Quoique technique, le texte est crucial. Il doit notamment préciser la façon dont certaines fintech – intermédiaires de paiement ou agrégateurs de compte – accèdent aux détails des comptes bancaires de particuliers.
Actuellement, ces acteurs obtiennent ces informations via la méthode du screen scraping, c’est-à-dire en utilisant les mêmes codes et identifiants que les particuliers. Mais les RTS devraient consacrer l’usage d’interfaces dédiées, nommées API, qui permettent aux fintech d'être identifiées comme telles lorsqu’elles accèdent à ces informations. Pour les banques comme pour l’Autorité bancaire européenne (EBA), ces interfaces constituent le meilleure équilibre entre fonctionnement des fintech et sécurité des informations.
Du côté des fintech, en revanche, on ne voit pas cela d’un si bon œil. Pour certains acteurs, ces plates-formes dédiées permettront aux banques de mieux contrôler – et éventuellement de restreindre – cet accès. La Commisssion aurait donc inclus une voie de recours dans ses standards techniques : si l’API d’une banque ne fonctionne pas – ou, plus concrètement, si 5 connexions via l’API échouent sur une période de 30 secondes – les fintech pourront se rabattre sur le screen scraping.

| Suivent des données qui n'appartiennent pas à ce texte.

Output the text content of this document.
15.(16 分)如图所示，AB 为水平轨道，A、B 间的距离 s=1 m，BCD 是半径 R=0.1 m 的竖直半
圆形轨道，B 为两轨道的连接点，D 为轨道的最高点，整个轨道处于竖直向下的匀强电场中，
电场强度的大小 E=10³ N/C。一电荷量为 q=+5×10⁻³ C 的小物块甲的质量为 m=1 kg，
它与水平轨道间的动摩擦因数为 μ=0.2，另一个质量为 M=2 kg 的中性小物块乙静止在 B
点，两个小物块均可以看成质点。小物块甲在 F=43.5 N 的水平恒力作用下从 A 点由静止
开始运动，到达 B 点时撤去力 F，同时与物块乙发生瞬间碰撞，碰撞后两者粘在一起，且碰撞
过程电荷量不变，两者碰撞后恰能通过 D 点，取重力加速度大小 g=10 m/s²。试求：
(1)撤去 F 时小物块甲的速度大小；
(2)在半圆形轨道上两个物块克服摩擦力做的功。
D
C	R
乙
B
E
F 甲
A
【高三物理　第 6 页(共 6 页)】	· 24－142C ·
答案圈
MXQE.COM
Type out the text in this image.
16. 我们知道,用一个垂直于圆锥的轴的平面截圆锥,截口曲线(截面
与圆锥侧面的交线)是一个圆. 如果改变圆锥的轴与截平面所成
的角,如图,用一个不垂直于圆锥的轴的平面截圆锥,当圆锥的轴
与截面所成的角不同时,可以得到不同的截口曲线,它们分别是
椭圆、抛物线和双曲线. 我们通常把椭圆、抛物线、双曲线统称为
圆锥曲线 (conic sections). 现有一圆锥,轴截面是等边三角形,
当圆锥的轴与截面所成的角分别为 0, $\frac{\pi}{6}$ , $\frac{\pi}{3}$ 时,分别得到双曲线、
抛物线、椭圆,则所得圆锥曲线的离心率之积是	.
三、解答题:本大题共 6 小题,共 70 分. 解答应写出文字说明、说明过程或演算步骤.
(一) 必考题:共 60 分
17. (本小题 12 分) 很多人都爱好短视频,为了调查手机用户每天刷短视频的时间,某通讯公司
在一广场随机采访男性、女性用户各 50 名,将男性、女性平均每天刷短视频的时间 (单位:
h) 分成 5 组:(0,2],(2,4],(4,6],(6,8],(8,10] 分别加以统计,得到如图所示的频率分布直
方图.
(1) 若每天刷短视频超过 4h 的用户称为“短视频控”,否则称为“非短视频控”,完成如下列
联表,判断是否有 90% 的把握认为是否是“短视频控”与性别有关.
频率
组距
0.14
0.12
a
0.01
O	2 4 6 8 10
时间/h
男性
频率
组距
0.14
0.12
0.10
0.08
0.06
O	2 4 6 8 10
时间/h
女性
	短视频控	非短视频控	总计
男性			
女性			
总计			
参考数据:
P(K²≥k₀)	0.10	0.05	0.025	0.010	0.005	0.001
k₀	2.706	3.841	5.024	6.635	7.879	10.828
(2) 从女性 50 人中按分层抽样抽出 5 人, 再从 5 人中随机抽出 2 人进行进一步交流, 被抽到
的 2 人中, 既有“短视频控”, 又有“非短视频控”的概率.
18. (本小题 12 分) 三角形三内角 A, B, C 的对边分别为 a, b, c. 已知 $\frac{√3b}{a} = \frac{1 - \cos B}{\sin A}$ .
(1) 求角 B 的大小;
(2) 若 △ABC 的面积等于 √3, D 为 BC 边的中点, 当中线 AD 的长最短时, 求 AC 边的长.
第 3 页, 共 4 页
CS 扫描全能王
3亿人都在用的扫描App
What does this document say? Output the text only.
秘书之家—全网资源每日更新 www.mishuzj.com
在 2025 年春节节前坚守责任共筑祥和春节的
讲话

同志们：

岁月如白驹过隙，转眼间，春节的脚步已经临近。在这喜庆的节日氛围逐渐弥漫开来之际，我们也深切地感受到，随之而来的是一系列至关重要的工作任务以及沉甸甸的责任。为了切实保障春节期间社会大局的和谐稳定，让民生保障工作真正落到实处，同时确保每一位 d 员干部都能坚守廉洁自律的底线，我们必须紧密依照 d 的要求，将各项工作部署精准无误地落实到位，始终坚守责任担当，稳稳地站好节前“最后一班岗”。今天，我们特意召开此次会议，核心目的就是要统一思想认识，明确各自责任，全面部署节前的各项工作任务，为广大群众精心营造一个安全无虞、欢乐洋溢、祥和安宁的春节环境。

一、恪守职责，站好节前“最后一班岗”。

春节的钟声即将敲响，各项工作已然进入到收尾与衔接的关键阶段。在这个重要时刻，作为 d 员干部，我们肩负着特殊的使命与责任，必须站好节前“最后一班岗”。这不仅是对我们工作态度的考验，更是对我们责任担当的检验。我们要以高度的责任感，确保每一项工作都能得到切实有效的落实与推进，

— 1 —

Une solution qui fait pousser des cris d’orfraie aux banques. «C’est beaucoup trop strict !», s’insurge une lobbyiste, qui précise qu’un tel taux d'échec sur cette durée de connexion peut être causé par un trafic trop important sur l’API, par une opération de maintenance, ou par une attaque pirate – et ce malgré la qualité de l’API. «Mais dans ce cas, tout le site internet sera hors d’usage, et le screen scraping ne fonctionnera pas», répond une source européenne, visiblement agacée du lobbying des banques à ce sujet.
Dans tous les cas, le débat est loin d'être fini. Une fois dévoilés, les RTS doivent être examinés par le Parlement et les Etats membres, qui peuvent les rejeter. S’il n’y a pas de rejet, les RTS rentreront en vigueur au bout de 18 mois. La directive, elle, sera en place dès la mi-janvier 2018.